Massey University Professor John Munday is investigating if immunohistochemistry, a method found to be successful in human oncology, can help predict the prognosis of cats with an aggressive cancer found in the mouth.
Squamous cell carcinomas (SCCs) are a relatively common form of cancer found in cats. It isn’t known what causes SCCs and for most animals the prognosis is not good with a median survival time of around forty days. Although the majority of cats affected die within the first few months after diagnosis, up to 10 per cent survive for at least one year. John says that if these animals could be identified early on, they’d have an even greater chance of survival with the benefit of effective clinical veterinary management.
He decided that immunohistochemistry, which broadly speaking involves a branch of chemistry that looks at the molecular mechanisms underlying the function of the immune system, could help achieve this goal.
“I looked a couple of immunochemistry markers, which are prognosis predictors in humans,” says John.
Immunochemistry markers are antibodies used to identify specific proteins in tumour tissue.
“A marker called p16 is one of the best predictors of prognosis for human oral SCCs.
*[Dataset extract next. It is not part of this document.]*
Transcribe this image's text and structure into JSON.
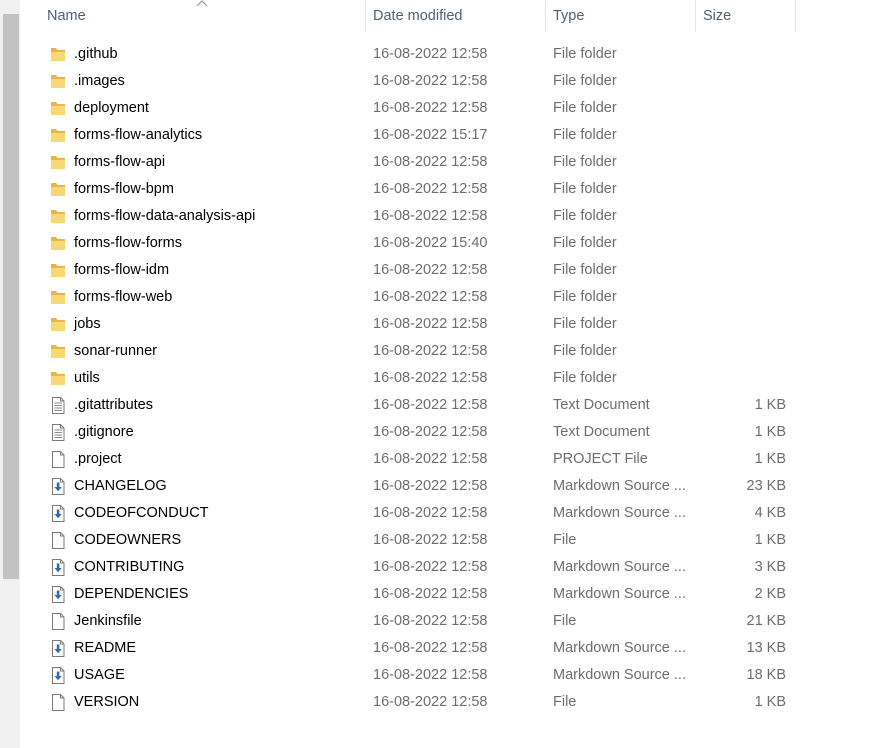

Another marker, p53, has also showed promise in predicting prognosis in some human studies. My study looked at these two markers to see if we could use immunochemistry to predict the behaviour of a feline oral SCC.”
John found that identifying the p16 marker, through a process called immunostaining, which uses a reagent to stain the tissue, was effective in predicting the behaviour of oral SCCs in cats. Animals that were found to have the p16 marker survived on average for 87 days, much longer than cats without it.
“I hope this research in identifying cancers with a more favourable prognosis will allow clinicians to focus on treatments for these cats, which should help to improve survival times for these animals,” says John.
John’s research will soon be published in The Veterinary Journal.